Las mujeres me acercan el Casco de Hades, el bastón táser, el brazalete morfeador y el medallón TC. Alzo el bastón como para mantenerlas a raya.
—¿Cuál es vuestro plan? —pregunto.
—Mi marido nunca me habría creído si le hubiera dicho que la diosa Afrodita se había aparecido y se había llevado a Escamandrio y su aya para pedir rescate —dice Andrómaca—. Héctor ha servido a estos dioses toda su vida. No es un egomaníaco como el ejecutor de hombres Aquiles. Héctor habría pensado que todo lo que hubieran hecho los dioses era sólo para probarlo. A menos que Afrodita u otro dios matara a nuestro hijo delante de testigos, delante del propio Héctor. En ese caso, su cólera no conocería límites. ¿Por qué no mataste a mi hijo?
No tengo palabras para responder a eso. Así que Andrómaca responde por mí.
—Eres un tonto sentimental —replica ella—. Dices que Escamandrio morirá arrojado contra las piedras si no cambias los planes de los dioses.
—Sí.
—Y sin embargo te negaste a matar a un niño que ya está condenado a morir, aunque todo tu plan para terminar con esta guerra y ganar tu propia batalla con los dioses dependan de ello. Eres débil, Hock-en-beee-rry.
—Sí.
Hécuba me llama, pero yo sigo en pie, el bastón táser en la mano.
—¿Cuál es vuestro plan para acabar con esta guerra? —pregunto. Casi tengo miedo de preguntarlo. ¿Mataría Andrómaca a su propio hijo para salirse con la suya? La miro a los ojos y siento aún más temor.
—Te contaremos nuestro plan —dice la vieja reina Hécuba—, pero primero tienes que demostrarnos que esos dos últimos juguetes divinos funcionan.
Indica el brazalete morfeador y el medallón.
Sin dejar de observarlas, me pongo el brazalete. Según el indicador quedan menos de tres minutos de tiempo morfeador. Uso la función de escaneo para mirar a Hécuba, luego disparo la función morfeadora.
La auténtica Hécuba desaparece mientras yo ocupo su espacio de onda de probabilidad cuántica.

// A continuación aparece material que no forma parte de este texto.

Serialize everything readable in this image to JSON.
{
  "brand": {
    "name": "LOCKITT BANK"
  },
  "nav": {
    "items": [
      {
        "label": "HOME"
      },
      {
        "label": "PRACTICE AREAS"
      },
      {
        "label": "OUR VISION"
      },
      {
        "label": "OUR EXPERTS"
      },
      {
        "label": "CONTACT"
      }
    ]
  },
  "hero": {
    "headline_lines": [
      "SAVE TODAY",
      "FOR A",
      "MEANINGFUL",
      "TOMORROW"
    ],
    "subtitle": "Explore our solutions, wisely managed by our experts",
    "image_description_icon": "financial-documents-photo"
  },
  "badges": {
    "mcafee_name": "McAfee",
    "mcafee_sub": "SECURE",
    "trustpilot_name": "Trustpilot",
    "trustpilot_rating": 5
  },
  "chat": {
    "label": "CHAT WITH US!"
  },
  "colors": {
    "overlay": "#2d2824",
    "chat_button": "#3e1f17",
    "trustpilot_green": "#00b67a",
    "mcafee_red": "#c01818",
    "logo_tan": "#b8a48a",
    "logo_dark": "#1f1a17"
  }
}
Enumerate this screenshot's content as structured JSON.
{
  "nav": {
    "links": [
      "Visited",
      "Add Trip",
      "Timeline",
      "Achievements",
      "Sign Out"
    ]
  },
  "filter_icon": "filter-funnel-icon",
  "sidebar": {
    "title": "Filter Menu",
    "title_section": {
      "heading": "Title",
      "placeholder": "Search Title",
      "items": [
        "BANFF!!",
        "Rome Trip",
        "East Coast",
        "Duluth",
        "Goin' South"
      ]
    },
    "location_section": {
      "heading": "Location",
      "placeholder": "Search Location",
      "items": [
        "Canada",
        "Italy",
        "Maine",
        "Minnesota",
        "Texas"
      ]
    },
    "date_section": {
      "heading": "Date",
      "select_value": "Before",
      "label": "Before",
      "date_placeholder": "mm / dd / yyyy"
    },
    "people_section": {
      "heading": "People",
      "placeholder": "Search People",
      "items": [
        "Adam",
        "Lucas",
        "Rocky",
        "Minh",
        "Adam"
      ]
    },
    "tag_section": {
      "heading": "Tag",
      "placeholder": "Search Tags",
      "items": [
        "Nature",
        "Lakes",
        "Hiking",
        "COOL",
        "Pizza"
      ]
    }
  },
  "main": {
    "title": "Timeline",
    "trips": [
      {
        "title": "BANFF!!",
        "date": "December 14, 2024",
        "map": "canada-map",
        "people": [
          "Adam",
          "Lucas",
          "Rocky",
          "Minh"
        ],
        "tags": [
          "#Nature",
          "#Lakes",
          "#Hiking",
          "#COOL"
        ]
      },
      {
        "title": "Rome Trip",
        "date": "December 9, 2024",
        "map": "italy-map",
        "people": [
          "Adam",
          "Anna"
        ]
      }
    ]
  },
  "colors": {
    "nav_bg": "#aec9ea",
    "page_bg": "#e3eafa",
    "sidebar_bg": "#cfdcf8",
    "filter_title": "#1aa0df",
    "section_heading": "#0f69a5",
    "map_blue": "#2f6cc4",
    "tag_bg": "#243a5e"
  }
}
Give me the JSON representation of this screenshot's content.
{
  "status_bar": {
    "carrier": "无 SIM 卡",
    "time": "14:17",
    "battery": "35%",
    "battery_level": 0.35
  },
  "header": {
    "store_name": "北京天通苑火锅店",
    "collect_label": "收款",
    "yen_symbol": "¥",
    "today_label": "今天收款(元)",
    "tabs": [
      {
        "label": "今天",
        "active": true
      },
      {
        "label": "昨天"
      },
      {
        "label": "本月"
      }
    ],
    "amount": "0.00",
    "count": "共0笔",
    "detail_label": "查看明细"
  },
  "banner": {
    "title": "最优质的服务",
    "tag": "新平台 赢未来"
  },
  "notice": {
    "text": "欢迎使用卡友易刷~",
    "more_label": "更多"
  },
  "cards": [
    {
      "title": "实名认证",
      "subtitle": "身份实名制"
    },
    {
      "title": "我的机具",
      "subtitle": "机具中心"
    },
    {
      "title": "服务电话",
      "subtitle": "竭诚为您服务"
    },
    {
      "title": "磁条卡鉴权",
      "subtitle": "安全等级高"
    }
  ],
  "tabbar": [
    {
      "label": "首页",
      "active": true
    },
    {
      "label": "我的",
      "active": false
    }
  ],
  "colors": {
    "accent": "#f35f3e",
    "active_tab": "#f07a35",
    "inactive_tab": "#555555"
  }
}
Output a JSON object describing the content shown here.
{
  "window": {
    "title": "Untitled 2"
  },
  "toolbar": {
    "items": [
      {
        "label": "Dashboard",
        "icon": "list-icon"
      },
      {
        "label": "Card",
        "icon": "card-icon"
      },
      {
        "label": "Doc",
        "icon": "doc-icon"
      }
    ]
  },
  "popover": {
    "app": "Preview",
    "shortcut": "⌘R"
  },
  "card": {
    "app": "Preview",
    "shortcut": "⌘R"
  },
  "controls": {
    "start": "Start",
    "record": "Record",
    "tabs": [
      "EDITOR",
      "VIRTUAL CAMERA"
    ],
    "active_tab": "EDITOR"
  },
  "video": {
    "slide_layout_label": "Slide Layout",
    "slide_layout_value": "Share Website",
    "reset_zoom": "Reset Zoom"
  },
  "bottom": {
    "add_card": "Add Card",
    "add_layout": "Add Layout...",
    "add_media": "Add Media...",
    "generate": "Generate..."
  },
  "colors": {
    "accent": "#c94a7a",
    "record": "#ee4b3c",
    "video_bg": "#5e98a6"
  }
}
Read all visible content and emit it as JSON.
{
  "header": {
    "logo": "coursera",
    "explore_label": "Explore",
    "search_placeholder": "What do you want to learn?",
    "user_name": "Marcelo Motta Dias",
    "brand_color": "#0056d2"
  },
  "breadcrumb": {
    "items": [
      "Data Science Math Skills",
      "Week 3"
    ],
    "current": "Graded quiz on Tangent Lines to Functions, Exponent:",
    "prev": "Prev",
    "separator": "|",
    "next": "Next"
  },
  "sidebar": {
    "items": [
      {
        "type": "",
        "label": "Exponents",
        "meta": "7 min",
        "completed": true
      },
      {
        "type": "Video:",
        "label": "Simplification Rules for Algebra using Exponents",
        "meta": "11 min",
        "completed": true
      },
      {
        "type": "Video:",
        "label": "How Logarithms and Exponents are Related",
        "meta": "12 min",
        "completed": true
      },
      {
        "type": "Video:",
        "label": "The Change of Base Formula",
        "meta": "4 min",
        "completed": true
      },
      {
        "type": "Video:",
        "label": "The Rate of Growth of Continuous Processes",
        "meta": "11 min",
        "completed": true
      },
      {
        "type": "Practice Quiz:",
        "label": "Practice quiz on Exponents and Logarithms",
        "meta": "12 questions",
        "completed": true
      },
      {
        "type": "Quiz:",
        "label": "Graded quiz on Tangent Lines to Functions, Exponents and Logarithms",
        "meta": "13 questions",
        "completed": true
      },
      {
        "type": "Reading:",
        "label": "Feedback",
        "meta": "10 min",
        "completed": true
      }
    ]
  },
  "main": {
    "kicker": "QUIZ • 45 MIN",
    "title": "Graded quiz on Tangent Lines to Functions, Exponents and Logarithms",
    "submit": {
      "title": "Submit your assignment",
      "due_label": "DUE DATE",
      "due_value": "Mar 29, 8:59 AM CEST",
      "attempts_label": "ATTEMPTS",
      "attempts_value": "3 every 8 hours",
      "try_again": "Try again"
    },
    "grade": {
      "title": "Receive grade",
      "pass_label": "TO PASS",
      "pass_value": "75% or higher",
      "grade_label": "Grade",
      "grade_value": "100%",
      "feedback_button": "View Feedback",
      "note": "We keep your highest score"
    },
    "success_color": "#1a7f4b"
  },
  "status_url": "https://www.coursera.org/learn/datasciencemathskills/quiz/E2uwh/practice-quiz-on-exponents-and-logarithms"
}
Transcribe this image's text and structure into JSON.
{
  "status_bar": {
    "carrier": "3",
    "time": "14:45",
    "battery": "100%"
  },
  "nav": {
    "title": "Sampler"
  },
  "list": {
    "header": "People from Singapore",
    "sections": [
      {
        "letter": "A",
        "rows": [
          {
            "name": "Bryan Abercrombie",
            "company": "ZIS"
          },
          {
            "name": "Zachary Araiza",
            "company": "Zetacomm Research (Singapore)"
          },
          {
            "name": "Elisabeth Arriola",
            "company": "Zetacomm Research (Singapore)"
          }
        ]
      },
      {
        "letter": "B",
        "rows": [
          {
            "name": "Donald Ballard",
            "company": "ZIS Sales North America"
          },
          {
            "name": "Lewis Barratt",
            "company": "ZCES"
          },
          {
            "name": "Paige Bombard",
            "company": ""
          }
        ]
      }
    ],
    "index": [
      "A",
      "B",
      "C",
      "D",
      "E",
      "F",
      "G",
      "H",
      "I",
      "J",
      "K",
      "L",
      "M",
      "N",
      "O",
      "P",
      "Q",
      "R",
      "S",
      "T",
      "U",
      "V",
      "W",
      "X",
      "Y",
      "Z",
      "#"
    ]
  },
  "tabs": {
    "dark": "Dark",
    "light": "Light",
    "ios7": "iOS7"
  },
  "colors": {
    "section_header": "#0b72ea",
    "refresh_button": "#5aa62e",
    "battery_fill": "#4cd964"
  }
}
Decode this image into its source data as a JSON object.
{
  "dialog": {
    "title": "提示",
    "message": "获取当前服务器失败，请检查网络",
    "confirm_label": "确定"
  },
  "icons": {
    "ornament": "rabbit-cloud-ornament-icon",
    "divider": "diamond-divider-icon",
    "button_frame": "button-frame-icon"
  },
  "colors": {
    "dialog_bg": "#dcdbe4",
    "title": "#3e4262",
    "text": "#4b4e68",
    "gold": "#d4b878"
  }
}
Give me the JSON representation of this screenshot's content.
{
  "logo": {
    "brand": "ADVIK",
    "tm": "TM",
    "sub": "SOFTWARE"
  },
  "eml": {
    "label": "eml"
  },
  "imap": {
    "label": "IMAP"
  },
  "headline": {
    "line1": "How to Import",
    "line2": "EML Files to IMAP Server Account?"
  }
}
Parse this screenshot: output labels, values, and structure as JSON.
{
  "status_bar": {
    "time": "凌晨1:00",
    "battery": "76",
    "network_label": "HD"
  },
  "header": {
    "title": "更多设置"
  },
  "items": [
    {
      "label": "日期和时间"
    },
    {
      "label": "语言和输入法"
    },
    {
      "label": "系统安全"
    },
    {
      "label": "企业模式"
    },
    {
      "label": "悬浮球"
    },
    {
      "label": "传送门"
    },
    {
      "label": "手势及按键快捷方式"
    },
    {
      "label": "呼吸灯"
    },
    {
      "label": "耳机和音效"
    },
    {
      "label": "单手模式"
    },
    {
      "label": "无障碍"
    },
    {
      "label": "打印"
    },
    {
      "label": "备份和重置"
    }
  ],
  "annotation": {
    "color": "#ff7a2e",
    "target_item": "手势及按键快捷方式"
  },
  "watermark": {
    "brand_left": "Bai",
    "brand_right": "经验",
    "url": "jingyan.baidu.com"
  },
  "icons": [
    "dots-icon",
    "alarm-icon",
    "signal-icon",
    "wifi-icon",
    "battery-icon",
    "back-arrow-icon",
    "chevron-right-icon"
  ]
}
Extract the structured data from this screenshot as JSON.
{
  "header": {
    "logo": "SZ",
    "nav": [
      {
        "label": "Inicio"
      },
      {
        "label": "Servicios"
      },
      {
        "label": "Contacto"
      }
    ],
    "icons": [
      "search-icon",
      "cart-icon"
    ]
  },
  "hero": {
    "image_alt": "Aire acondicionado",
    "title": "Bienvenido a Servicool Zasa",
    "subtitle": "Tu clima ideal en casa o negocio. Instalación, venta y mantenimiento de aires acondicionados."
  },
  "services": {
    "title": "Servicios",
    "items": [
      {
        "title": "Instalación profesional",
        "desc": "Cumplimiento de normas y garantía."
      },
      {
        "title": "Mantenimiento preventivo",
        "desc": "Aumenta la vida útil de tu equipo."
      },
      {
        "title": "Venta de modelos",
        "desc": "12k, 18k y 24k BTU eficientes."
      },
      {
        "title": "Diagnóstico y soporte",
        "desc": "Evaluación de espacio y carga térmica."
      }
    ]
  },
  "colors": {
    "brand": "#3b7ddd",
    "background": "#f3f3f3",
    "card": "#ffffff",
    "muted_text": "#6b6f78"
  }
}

—¿Me creéis ahora? —digo con la voz de Hécuba. Alzo la muñeca (la muñeca de Hécuba) y les muestro el brazalete. Saco el bastón táser de debajo de su túnica. Las cuatro mujeres restantes, incluida Helena, se quedan boquiabiertas y retroceden un paso, tan sorprendidas como si hubiera atravesado a la vieja matrona con mi espada corta. Más sorprendidas, probablemente: la muerte por la espada es demasiado bien conocida por todas.
Salgo del morfeado y Hécuba cobra existencia en su lado de la habitación. Parpadea, aunque sé que no tiene sensación de que haya pasado tiempo ninguno, y las cinco mujeres se reúnen. Compruebo el indicador virtual del brazalete. Quedan dos minutos veintiocho segundos de tiempo morfeador.
Me cuelgo al cuello el medallón TC. Al menos este aparato no parece tener límite de energía.
—¿Queréis que me TCee fuera de aquí y luego vuelva para mostraros como funciona? —pregunto.
Hécuba ha recuperado la compostura.
—No —dice—. Todos nuestros planes, los tuyos y los nuestros, dependerán de tu habilidad para viajar al Olimpo sin ser detectado y regresar. ¿Puedes llevarnos allí a alguna de nosotras?
Vuelvo a vacilar.
—Puedo —digo por fin—, pero el Casco de Hades proporciona invisibilidad sólo a una persona. Si llevo a una de vosotras al Olimpo conmigo, la verán.